Golden Age Med. Supply, Inc. v Clarendon Natl. Ins. Co. (2010 NY Slip Op 52010(U))
November 19, 2010
The relevant facts considered by the court included a provider seeking to recover first-party no-fault benefits for healthcare services rendered to an assignor, as well as the argument by the insurance company that the assignment should be revoked due to misrepresentations by the assignor. The main issue decided by the court was whether the insurance company's defense was valid, and if the provider should be allowed to recover for services rendered to the assignor. The holding of the case was that the insurance company's defense failed as a matter of law, as the assignor could not unilaterally revoke the assignment after the services were rendered. Additionally, the court found that the insurance company did not demonstrate that the subject insurance policy was cancelled, and the documents submitted were not sufficient to warrant summary judgment dismissing the complaint. Therefore, the court denied the provider's motion for partial summary judgment on certain conditions.

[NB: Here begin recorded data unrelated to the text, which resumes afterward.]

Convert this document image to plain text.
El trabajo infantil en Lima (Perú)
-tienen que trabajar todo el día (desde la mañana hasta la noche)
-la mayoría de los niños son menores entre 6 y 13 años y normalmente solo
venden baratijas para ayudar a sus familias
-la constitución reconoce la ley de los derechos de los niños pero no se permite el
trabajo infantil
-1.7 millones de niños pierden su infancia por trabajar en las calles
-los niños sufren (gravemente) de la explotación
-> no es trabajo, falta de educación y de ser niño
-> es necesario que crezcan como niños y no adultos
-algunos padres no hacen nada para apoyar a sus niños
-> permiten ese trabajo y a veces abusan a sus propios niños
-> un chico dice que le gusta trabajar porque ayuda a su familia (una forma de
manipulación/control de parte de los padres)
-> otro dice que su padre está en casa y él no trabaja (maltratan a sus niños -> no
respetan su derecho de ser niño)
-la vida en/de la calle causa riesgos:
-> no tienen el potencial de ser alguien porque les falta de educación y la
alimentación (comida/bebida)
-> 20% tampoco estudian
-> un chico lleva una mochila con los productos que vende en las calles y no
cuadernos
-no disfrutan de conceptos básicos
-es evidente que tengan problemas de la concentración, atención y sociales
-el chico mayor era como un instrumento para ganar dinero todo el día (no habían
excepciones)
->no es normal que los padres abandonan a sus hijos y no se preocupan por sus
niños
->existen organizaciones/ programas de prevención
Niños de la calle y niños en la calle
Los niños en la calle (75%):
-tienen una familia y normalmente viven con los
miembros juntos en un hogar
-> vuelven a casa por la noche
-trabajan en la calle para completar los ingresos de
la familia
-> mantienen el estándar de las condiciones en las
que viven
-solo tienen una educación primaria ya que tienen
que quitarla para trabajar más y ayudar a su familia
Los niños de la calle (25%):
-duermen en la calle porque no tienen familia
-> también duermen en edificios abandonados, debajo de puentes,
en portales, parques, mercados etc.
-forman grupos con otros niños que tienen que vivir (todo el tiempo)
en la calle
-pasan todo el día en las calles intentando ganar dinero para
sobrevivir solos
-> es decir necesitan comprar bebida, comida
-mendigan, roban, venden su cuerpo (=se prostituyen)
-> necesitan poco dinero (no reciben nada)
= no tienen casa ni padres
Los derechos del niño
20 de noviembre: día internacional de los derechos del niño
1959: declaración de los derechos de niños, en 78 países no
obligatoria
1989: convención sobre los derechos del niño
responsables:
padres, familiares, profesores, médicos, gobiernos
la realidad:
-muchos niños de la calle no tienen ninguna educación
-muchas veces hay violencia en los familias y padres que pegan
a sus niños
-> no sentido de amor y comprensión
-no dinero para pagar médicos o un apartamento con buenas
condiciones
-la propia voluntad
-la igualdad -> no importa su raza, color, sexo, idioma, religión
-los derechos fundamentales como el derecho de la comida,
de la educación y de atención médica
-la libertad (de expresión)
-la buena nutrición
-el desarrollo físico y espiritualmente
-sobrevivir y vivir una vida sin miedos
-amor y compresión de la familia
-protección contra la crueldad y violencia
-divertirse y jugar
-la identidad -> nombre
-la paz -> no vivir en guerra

Ave T MPC Corp. v Amica Mut. Ins. Co. (2010 NY Slip Op 52009(U))
November 19, 2010
The relevant facts considered by the court include a dispute over no-fault benefits between Ave T MPC Corp. and Amica Mutual Insurance Co. The main issue decided was whether defendant's failure to submit a certificate of conformity had been cured and whether the action was premature since defendant had not received the claim forms at issue until after the lawsuit had been commenced. The court held that defendant's submissions supported the determination that defendant had not received any claim forms prior to the commencement of the action and that the action was premature. The court also held that the document annexed to defendant's reply papers was not made by an authorized person pursuant to Real Property Law § 299-a, but that the certificate of conformity could be given nunc pro tunc effect once the proper certificate is obtained. Therefore, the court affirmed the order on certain conditions.
Astoria Wellness Med., P.C. v State Farm Mut. Auto Ins. Co. (2010 NY Slip Op 52008(U))
November 17, 2010
The court considered the plaintiff's motion for summary judgment on default, the defendant's failure to file opposition papers, and the subsequent motion to vacate the order. The main issue decided was whether the defendant had a reasonable excuse for its default and a meritorious defense to the motion. The court held that the defendant's excuse of law office failure was not reasonable under the circumstances presented, as they failed to adequately explain why they did not re-file their opposition papers in the correct Civil Court part after being notified of their filing error. Additionally, the court found that the defendant's failure to submit the opposition papers by the agreed-upon date was de minimis and without prejudice to the plaintiff, and that the plaintiff failed to properly establish their meritorious defense. Therefore, the court affirmed the order denying the defendant's motion to vacate.